Okay, I need to pause in this little story. Are you getting this? A 101-year-old woman is telling me this marvelous story with amazing details. Settle in, friends. There’s more.
“It’s fantastic. So what happened?”
“Did you know that contest of dimes raised the most money ever for the American Heart Association? A million and a half dollars.”
“That’s a lot of dimes.”
“Everybody in America was listening to the Walking Many contest. Like I said, Harvey was certain it was Doak Walker. I didn’t think so. Not enough people knew a Texas football player. But nobody had guessed yet. The prizes were piling up. A sewing machine. A typewriter. Living room and Dining room sets. People were going crazy. Then one Saturday they gave another clue. The walking man played the violin. Terrible. And I knew who it was. I’d heard him play the violin in some show or other and he was awful.”
“Who was it?” By this time we had pulled into the parking lot at the conference hotel and I was searching ‘Walking Man Contest’ on my phone.
She smiled at me. “Now remember, I didn’t enter the contest. It was my aunt, Florence Hubbard. I had children and the winner would have to go on tour with the Walking Man. But I knew who it was. I called Aunt Florence in Chicago and told her who I thought it was.
“But you didn’t know if they would call her?”
“No. we had to wait until the next Saturday night.”
“Were you listening when they called her?”
“We were.
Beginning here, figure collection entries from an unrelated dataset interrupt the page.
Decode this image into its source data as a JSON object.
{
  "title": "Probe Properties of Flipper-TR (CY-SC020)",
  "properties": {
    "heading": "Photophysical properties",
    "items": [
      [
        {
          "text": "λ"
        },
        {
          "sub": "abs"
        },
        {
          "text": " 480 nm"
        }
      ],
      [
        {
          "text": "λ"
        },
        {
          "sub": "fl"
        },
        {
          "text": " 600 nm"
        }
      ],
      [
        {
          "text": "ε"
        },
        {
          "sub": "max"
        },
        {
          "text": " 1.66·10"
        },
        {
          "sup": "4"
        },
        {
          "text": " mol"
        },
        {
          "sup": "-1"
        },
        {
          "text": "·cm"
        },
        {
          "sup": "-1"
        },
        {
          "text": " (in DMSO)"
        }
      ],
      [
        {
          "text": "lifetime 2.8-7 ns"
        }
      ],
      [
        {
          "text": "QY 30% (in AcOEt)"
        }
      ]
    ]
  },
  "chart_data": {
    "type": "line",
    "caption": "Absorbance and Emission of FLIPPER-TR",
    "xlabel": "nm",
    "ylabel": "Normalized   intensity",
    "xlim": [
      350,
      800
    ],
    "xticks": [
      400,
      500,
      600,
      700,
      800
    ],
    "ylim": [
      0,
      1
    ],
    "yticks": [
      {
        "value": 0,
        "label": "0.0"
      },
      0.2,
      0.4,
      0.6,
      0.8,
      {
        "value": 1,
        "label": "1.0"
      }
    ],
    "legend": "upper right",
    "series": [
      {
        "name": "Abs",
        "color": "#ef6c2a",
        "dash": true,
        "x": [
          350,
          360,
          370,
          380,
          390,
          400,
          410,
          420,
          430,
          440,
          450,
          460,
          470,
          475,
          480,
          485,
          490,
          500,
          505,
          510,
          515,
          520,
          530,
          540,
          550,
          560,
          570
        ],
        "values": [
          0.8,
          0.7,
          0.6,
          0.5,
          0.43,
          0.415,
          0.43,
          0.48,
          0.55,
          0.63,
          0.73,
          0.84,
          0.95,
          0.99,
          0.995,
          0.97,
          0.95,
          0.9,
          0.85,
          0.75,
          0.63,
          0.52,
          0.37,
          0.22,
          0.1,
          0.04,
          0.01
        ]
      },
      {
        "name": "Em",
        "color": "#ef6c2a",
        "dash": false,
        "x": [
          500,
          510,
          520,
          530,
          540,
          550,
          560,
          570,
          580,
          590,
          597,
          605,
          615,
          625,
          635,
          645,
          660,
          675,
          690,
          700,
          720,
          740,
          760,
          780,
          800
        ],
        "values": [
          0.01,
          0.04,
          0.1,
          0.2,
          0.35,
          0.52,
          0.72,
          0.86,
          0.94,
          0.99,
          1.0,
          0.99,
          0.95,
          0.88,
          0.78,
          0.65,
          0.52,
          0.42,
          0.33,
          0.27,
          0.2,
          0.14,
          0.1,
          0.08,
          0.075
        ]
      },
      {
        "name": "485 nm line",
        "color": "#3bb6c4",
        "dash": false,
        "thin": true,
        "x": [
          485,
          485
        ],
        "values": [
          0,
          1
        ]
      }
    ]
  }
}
She had just gotten home from her job at Carson’s Department store in Chicago. It was raining and cold. When the phone rang, she had just gotten out of the bath and put on a bathrobe. Can you imagine? She picked up the phone and there was Ralph Edwards asking her if she knew who the Walking Man was. We were listening in Texas and she said, ‘Is it Jack Benny?’ ‘Did you say Jack Benny, Mrs. Hubbard?’ ‘Yes, I did.’ ‘You are the winner, Mrs. Florence Hubbard of Chicago, Illinois.’ You never heard such a commotion. The people on the radio were yelling. Dorothy was laughing and saying, ‘Oh my. Oh my.’ Our kids were running all over the house, yelling, ‘We won. We won.’ They, of course, thought we were going to be rich.”
“Oh, heavens no. We had some fun. Do you know Aunt Florence went on tour with Jack Benny for a year and he sent her flowers every year on her birthday until she died? Quite a nice fellow. Terrible violin player but a nice fellow.”
I walked Betty into the conference and helped her take her place at the podium where gave out the Austin SCBWI Betty X Davis Young Writers of Merit Award to the elementary, middle school and high school winners. She looked out at the audience and said with a wry smile, “You know, we all can’t be winners so it’s nice when it happens.”
Yes it is. She would know.
This Friday, November 26, I will visit my dear friend on the occasion of her 106th birthday. She doesn’t recognize me anymore. Hearing aids and masks are a total frustration. She quotes Shakespeare at length and often will shrug her shoulders and say, “Je ne sais pas.” When I tell her I love her, she pauses as if trying to connect my words with whomever I might be. Then she shrugs again. It doesn’t matter who I am. Love is Love is Love.